Materials and Methods
Seed microbial diversity, composition, and abundance were analysed by a combined approach of amplicon sequencing, quantitative real-time PCR, and microscopy. A germination assay was conducted to quantify bacteria and nifH genes in roots.
Results
Two consecutive years of either low or high N fertilization resulted in a significant shift in seed microbiota; nine discriminating bacterial orders and 32 bacterial features were identified. Among them, potentially N-fixing bacteria (Rhizobiales and Rhizobium) were identified as biomarkers for low N fertilization. Moreover, quantitative measurements revealed that 16S ribosomal RNA (rRNA) and bacterial nifH gene counts were significantly higher under lower N availability. Relative to total 16S rRNA genes, seeds and roots contained 0.002% and 0.3% nifH genes on average, respectively.

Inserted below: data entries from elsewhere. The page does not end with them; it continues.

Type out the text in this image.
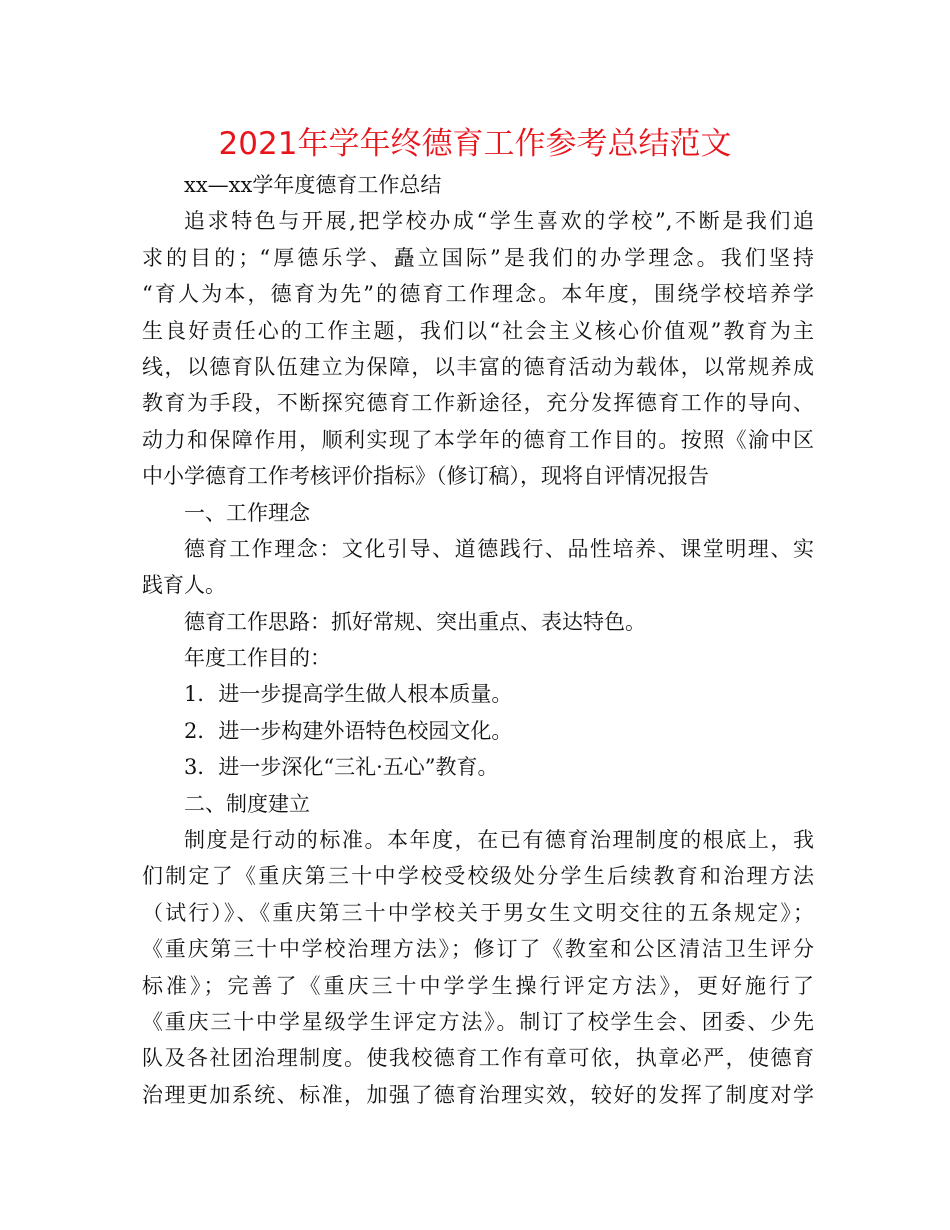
2021年学年终德育工作参考总结范文
xx—xx学年度德育工作总结
追求特色与开展,把学校办成“学生喜欢的学校”,不断是我们追
求的目的；“厚德乐学、矗立国际”是我们的办学理念。我们坚持
“育人为本，德育为先”的德育工作理念。本年度，围绕学校培养学
生良好责任心的工作主题，我们以“社会主义核心价值观”教育为主
线，以德育队伍建立为保障，以丰富的德育活动为载体，以常规养成
教育为手段，不断探究德育工作新途径，充分发挥德育工作的导向、
动力和保障作用，顺利实现了本学年的德育工作目的。按照《渝中区
中小学德育工作考核评价指标》（修订稿），现将自评情况报告
一、工作理念
德育工作理念：文化引导、道德践行、品性培养、课堂明理、实
践育人。
德育工作思路：抓好常规、突出重点、表达特色。
年度工作目的：
1．进一步提高学生做人根本质量。
2．进一步构建外语特色校园文化。
3．进一步深化“三礼·五心”教育。
二、制度建立
制度是行动的标准。本年度，在已有德育治理制度的根底上，我
们制定了《重庆第三十中学校受校级处分学生后续教育和治理方法
（试行）》、《重庆第三十中学校关于男女生文明交往的五条规定》；
《重庆第三十中学校治理方法》；修订了《教室和公区清洁卫生评分
标准》；完善了《重庆三十中学学生操行评定方法》，更好施行了
《重庆三十中学星级学生评定方法》。制订了校学生会、团委、少先
队及各社团治理制度。使我校德育工作有章可依，执章必严，使德育
治理更加系统、标准，加强了德育治理实效，较好的发挥了制度对学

The alternation of N levels between the first and the second growing season (high to low, or low to high) had, however, no impact on seed microbiota, suggesting that a low N availability for at least two generations is required to enrich N-fixing taxa in seeds.
Conclusion
Our study revealed a flexible, environmentally influenced seed microbiome assembly and suggests innovative microbiome management via biological nitrogen fixation to optimize fertilization regimes in future agriculture.